Found a method to see inside some chips, without having to unmount or destroy the chips.

Best part - the method only relies on lightly modded off-the-shelf cameras and lenses.

Read more at https://www.bunniestudios.com/blog/?p=6712

Infra-Red, In Situ (IRIS) Inspection of Silicon « bunnie's blog

@bunnie That's very fun, Bunnie - thanks for sharing and kudos on a cool result!

I wonder how much extra image quality you could get on the cheap by using image stacking, either for HDR or superresolution or both. (Even without going all the way to varying the angle of incidence).

@dave_andersen I think there's a ton of room for improvement -- these are pretty much raw frames at the moment with minimal touch-up!
@dave_andersen @bunnie This is cool. Re: image stacking, it reminds me of what @lcamtuf has done, like https://lcamtuf.substack.com/p/photographing-small-things
Photographing small things

Experience and hubris walk hand in hand. I’m a long-time photographer, and when I come across a nice photo, you can usually catch me mumbling to myself. “Ah yes, excellent. I could’ve done that with ease.” Most of my photography isn’t utilitarian, but I also illustrate my own writings; for a recent example, see

lcamtuf’s thing
@bunnie I wonder if the Raspberry Pi No-IR camera would work here as a cheap imaging device that comes without an IR filter.
@thejpster could be! most sensors I've tried have "enough" sensitivity at 1050nm. You can get around sensitivity issues partially by allowing the exposure to run longer, although that eventually gets limited by the dark current of the sensor. Alternatively, you can crank up the intensity of the illuminator...and at 1050nm you can get some impressively bright LEDs.
@bunnie might be worth a note to anyone looking to have a go - look after your eyes. If there’s little/no visible light coming off them you won’t have the “ah s… that’s bright” reflex to make you look away and you can seriously damage your eyes. When I built a high power bench top IR LED control system I was only allowed to test with one fitted with red LEDs :/

@bunnie Ah, groovy!

I'm grateful to have found you on ActivityPub/the FediVerse finally too!

@futurebird @bunnie
InfraRed.
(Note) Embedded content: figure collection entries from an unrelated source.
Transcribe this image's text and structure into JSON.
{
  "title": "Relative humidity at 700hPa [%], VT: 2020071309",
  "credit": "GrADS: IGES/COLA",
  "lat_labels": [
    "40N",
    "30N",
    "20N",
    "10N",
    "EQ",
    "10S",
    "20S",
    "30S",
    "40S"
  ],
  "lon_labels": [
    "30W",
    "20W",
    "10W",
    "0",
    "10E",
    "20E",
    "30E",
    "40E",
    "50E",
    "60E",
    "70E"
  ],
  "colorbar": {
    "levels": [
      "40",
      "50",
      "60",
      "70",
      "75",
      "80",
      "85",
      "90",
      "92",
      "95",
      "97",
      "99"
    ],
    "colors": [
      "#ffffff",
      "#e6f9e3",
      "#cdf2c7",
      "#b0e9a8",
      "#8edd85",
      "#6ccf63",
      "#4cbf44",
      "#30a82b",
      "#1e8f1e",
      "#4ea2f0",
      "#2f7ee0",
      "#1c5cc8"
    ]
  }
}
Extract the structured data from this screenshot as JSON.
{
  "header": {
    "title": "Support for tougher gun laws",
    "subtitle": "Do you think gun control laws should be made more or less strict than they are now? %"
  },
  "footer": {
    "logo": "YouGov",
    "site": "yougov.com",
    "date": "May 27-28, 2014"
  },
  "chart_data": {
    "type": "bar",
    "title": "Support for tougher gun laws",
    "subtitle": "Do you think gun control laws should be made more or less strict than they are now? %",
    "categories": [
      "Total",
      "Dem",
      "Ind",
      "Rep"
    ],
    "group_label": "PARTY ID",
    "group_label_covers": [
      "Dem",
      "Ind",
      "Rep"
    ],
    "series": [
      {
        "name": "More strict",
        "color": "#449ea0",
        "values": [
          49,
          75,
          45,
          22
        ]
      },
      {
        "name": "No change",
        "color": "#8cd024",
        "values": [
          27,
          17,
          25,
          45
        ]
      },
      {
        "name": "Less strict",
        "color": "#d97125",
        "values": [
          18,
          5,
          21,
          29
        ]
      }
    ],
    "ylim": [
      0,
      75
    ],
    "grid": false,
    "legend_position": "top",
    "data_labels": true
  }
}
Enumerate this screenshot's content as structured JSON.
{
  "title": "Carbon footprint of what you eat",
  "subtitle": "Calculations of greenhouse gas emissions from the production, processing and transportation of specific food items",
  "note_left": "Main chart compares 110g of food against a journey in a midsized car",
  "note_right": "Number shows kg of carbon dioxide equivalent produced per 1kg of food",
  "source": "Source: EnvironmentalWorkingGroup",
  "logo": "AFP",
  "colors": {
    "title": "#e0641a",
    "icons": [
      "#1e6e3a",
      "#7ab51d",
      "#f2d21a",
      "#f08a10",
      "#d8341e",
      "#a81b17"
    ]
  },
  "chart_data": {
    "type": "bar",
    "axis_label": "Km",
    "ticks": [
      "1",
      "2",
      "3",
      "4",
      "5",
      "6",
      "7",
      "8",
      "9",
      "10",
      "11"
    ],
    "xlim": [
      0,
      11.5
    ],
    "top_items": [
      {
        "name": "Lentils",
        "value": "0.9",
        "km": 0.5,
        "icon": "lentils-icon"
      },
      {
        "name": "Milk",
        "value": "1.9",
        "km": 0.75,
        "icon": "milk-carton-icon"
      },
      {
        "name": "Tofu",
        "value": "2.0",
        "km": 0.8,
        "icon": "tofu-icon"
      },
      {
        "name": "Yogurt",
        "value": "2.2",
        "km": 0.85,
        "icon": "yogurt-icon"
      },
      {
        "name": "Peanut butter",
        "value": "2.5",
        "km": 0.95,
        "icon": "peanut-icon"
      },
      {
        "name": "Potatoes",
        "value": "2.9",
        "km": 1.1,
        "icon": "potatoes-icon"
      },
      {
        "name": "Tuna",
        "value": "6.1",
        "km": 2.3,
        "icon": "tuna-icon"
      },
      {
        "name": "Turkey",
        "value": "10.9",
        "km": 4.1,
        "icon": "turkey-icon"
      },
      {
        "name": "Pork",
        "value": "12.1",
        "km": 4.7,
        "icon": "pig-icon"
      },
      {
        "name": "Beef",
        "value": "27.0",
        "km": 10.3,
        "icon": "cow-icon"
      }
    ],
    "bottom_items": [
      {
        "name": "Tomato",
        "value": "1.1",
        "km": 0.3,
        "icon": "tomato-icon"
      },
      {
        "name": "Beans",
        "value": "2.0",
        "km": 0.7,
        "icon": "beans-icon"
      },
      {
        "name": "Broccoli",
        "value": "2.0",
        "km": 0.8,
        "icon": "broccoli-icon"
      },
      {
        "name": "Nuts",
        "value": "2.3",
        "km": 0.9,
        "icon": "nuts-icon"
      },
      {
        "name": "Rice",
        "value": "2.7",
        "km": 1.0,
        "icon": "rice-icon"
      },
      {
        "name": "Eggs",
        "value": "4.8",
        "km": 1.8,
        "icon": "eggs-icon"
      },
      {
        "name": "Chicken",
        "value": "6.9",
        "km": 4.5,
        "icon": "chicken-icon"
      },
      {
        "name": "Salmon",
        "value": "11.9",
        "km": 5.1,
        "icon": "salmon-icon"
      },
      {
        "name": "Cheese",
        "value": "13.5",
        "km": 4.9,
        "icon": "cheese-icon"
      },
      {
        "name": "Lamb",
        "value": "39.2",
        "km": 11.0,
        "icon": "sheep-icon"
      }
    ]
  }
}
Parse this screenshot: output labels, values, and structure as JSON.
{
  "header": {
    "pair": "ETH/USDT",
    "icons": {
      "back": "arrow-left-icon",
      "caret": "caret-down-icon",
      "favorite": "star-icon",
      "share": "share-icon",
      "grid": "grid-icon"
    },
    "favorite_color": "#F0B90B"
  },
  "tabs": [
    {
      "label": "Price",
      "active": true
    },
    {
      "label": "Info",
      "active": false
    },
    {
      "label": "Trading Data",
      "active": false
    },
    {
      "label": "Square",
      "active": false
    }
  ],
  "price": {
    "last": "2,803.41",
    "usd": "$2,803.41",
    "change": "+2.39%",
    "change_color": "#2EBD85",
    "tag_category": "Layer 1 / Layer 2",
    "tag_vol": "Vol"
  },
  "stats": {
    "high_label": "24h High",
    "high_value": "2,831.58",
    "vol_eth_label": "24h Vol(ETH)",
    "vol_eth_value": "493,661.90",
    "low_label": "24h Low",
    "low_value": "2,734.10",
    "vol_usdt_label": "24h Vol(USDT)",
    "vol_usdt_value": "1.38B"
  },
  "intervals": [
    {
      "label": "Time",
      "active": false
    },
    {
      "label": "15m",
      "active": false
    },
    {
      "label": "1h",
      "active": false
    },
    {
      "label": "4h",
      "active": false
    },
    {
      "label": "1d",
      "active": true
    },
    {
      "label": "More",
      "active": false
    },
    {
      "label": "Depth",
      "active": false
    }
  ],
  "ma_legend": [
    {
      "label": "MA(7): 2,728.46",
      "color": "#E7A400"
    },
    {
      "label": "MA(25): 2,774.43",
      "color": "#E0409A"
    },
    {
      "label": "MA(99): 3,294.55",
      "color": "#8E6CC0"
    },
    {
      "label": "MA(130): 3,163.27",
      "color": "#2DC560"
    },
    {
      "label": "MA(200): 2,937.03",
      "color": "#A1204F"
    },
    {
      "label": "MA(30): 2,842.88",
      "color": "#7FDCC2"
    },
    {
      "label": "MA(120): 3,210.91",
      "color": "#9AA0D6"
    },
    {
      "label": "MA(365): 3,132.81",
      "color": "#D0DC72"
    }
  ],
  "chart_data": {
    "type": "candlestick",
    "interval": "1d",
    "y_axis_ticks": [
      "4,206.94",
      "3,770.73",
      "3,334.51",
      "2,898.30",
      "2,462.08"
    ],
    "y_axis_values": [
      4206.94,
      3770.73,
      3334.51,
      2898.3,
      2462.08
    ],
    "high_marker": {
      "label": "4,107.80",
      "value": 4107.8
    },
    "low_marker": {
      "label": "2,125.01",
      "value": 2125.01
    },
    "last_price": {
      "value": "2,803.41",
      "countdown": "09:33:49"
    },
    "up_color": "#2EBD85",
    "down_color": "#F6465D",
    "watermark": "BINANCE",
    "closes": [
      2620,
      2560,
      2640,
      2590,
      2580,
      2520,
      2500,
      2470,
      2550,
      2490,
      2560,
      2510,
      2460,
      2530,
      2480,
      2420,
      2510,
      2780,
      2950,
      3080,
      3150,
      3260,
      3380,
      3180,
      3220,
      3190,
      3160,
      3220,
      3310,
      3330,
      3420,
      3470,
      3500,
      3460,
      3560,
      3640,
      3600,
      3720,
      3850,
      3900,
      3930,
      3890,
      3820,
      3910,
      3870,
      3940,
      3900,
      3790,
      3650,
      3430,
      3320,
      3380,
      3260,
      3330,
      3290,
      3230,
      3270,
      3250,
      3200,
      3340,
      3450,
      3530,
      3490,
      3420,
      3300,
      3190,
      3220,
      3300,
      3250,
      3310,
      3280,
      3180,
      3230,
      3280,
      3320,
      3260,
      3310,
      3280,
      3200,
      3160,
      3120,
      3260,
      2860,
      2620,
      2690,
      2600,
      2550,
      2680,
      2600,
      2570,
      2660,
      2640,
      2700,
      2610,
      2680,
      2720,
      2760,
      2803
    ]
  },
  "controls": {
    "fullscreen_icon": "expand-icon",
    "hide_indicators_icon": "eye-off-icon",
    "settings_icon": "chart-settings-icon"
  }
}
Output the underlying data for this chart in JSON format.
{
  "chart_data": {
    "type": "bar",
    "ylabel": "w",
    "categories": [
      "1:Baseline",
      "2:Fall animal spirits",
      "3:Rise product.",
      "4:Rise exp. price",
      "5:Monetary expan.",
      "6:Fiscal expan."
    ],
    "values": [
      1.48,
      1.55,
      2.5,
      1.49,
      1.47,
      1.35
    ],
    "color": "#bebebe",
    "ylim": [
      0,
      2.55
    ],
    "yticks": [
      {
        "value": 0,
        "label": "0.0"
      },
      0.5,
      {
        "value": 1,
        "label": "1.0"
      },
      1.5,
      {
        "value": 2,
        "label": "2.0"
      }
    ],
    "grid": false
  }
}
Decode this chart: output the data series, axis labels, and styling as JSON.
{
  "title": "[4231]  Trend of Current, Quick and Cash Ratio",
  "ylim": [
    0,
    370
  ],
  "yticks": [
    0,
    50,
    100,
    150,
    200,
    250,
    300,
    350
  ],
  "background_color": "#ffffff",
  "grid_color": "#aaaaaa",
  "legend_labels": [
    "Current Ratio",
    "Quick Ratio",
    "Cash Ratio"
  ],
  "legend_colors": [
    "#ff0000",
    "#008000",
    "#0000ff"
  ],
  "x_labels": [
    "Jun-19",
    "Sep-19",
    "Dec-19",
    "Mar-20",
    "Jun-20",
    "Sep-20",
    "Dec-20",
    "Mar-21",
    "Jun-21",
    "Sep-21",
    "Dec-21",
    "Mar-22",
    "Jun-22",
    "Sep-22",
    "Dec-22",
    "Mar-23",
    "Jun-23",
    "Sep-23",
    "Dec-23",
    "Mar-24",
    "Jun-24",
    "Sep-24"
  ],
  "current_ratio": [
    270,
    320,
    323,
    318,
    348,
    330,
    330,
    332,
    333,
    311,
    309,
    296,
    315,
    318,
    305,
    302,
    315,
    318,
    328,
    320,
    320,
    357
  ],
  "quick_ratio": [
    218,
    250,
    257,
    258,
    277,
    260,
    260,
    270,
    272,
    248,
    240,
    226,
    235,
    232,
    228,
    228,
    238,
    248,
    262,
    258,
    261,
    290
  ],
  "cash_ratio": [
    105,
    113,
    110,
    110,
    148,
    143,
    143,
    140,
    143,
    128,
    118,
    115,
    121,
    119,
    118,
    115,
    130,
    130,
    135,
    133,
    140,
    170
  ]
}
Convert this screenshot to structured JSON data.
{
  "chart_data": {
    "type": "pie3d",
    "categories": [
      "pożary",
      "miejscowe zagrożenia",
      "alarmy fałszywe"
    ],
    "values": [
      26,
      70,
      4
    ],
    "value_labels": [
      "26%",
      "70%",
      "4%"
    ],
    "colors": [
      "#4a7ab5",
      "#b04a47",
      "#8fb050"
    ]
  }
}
Not every Wavelength (Lightcolor) behaves the same with every Material :)

Pretty cool.

@bunnie Wow - this is an amazing technique. Thanks for sharing on that level of detail!
@bunnie You mean to tell me it's now possible to reverse engineer chips without crazy equipment like an electron microscope? That's pretty fuckin' amazing.
@bunnie that is so, so awesome 🤩 Thanks for sharing.
@bunnie Nifty, but the countermeasures are obvious, just use a case that's non-transparent to infrared.

@bunnie

@janbeta
@kenshirriff

This would seem to be in your respective wheelhouses 🙂

@bunnie Thanks! Will be investigating whether this imaging technique will work for chip level failure analysis.
@bunnie but can it distinguish between the sour cream and onion?